We found that SCAS carried out regular patient surveys to monitor the satisfaction and experience of patients using their services. These were analysed and reported at board level, with action plans drawn up and progress monitored.

Inspection carried out on 25 October 2011

During an inspection in response to concerns

We did not speak with people as part of this review.

Inspection carried out on 4 May 2011

During an inspection to make sure that the improvements required had been made

We did not, on this occasion, speak to people who used the service, so cannot report what they said.

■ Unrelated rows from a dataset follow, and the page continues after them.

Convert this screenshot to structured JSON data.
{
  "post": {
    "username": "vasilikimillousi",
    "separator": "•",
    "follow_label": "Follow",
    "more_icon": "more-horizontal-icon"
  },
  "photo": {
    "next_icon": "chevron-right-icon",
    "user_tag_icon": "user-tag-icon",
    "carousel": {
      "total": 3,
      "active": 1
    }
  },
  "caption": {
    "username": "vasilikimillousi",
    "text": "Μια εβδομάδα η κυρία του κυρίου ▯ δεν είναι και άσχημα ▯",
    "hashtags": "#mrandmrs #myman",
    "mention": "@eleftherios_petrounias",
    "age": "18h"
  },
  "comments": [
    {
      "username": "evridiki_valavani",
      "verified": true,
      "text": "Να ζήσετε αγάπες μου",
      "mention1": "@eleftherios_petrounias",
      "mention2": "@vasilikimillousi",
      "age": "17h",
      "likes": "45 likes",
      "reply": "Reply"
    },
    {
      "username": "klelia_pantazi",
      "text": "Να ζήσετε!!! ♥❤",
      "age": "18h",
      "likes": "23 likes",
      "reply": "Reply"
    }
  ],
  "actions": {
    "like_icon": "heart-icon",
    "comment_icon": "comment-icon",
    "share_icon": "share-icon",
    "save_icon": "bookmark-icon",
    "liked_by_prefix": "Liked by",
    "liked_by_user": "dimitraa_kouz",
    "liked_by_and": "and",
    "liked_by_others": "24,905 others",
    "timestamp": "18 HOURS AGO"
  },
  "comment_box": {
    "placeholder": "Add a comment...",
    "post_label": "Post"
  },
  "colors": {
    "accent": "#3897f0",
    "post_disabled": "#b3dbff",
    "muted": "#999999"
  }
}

Inspection carried out on 8 October 2010

During an inspection in response to concerns

Patients and service users were not interviewed for this particular review, due to the nature of the ambulance operation. However, a review of patient views, undertaken in February 2010, showed that overall quality of service was viewed as excellent. In the majority of cases, vehicles were seen as being comfortable and suitable to needs, in all cases there was total confidence in the ambulance staff and in the majority of cases patients reported that pain was controlled.